I’ve longed for this day for many years. I’ve secretly prayed that it would come soon. I wished for it on my 13th birthday. All I could think of is the amount of relief I would gain from knowing the man who hurt me for years could never hurt me again. The pleasure I would have knowing that he was finally getting what he deserved. That God would take the revenge I so desperately wanted.
Today I found out my step dad (and uncle) passed away. I knew it was coming. I could tell while he was married to my mom that his health was failing. I knew that he wouldn’t last very much longer. I kept praying that God would take him while my mom was still with him so that he would no longer hurt me or my mom. The abuse became so severe that I attempted to end my life a few times, I began cutting to ease the pain, and I learned to starve myself to control something in my life. He would hit me, throw me down the stairs, tell me how fat, lazy, ugly, and stupid I was. He blamed everything everyone else did on me. If he ran away it was my fault. If the kitchen was dirty it was my fault. Ultimately he convincingly argued the divorce was my fault.

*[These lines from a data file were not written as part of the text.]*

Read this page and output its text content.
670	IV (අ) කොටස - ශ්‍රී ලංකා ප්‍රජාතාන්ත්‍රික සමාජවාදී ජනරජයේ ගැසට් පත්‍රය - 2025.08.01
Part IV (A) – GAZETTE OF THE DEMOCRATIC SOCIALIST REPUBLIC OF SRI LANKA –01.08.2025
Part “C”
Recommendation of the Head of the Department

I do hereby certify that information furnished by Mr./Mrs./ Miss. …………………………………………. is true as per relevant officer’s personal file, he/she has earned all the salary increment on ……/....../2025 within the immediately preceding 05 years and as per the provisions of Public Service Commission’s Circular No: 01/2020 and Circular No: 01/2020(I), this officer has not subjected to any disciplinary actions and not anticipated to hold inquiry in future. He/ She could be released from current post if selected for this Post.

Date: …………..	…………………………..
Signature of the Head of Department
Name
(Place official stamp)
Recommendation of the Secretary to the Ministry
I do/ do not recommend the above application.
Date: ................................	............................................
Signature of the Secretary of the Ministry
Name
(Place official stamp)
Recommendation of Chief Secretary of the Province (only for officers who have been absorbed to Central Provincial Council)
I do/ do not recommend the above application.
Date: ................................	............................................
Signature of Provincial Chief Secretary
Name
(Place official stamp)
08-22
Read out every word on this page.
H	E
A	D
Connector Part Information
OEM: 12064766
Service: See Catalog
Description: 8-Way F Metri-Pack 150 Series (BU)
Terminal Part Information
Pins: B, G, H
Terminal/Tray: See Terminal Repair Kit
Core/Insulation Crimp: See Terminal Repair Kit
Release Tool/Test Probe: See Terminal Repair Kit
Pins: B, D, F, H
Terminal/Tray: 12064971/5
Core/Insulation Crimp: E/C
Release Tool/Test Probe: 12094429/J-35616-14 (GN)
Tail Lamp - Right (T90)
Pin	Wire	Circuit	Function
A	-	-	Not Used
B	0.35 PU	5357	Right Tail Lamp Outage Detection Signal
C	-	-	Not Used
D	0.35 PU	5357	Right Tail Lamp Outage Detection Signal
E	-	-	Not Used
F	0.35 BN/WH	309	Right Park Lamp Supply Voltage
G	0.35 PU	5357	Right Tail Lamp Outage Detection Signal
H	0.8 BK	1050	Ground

After the divorce I began to display signs of PTSD (Post-Traumatic Stress Disorder) however no one knew exactly what PTSD was other than something that soldiers returning from war occasionally got. I was terrified of men, and would hide in the back room behind a desk whenever a male family member came over. I jumped at loud noises, when a teacher yelled in class, the hallway at school. And I had repeated nightmares. I would wake up petrified and still have to function in school. The nightmares lasted for years. I would duck every time I saw a truck with the same make and model that he drove. I had a panic attack every time I saw a truck or man with similar characteristics. I was so scared that he would find my family and kill us. It didn’t matter how many times we moved or how far away we lived, that fear still remained.
How are you suppose to react to the death of someone you’ve been wishing dead for half of your life?
My response confuses me. First off I’m in shock. I sent my mom a text asking if it was really true. I’m trying to explain the message from my step-sister (cousin) in any way that doesn’t end in his death. I honestly can’t believe that I have nothing to fear anymore when it comes to that time period in my life. He can’t hurt me anymore. He can’t kill me if he wanted to. Secondly, I am relieved. He can’t hurt me. That period of time in my life has entirely come to an end. No more questions from therapists wondering if he has access to other children that he can abuse. No more generations will be abused by him. The song that plays through my head is “Ding Dong the wicked witch (or in this case warlock) is dead!”. Thirdly, guilt is quick to rush in behind that relief. I feel guilty for how I talk about him. I still feel the need to protect him, especially now that he can no longer hurt me for the things I say. The worst part is the thoughts running through my head just this evening while I was with a friend. Thinking about all the things he stole from my childhood. How until this year I haven’t been able to be in the same room with a gun. How I can’t trust parents, especially fathers. How I immediately hate every step parent without getting to know them. I spent the evening hating him, and sharing that hatred with a friend. The guilt for wishing him dead and sharing his evil nature is overwhelming. I feel a large amount of guilt around the fact that my step-sister (cousin) was able to push the abuse out of her mind and still accept him as a dad and I am unable to let the events of my past go. I even suppose an irrational part of me things that it was my fault he died because I kept wishing he would just die. Finally, I am deeply saddened by this. Even though he caused so much pain in my life I loved him. He was my favorite uncle until he became my step dad. For me it’s true that you become somewhat attached to your abuser. Especially those who are also family.
Going through this brings me back to my current situation. Divorcing my abusive husband. I thought I was past the point of feeling guilty for the thoughts I have about escaping, finally being free of the constant abuse. I thought I knew for sure that I don’t want to go back to that situation. But with the passing of my step dad I’ve taken a step back and am feeling that familiar urge to reconcile things with my husband, go back and accept the abuse “I deserve” (or at least I think I do). Because I don’t want to find out that he killed himself over me as he has threatened before. I don’t want to find out years later he passed away without the ability to stand up to him and forgive him personally. I don’t want to feel this guilt, confusion, and conflict again. I know what I must do. I know that I can’t back down from this divorce. I have one last hearing before everything is official, I am legally free from him. However I know that I need to figure out how to break the silence and let him know my forgiveness before I am talking to another tombstone.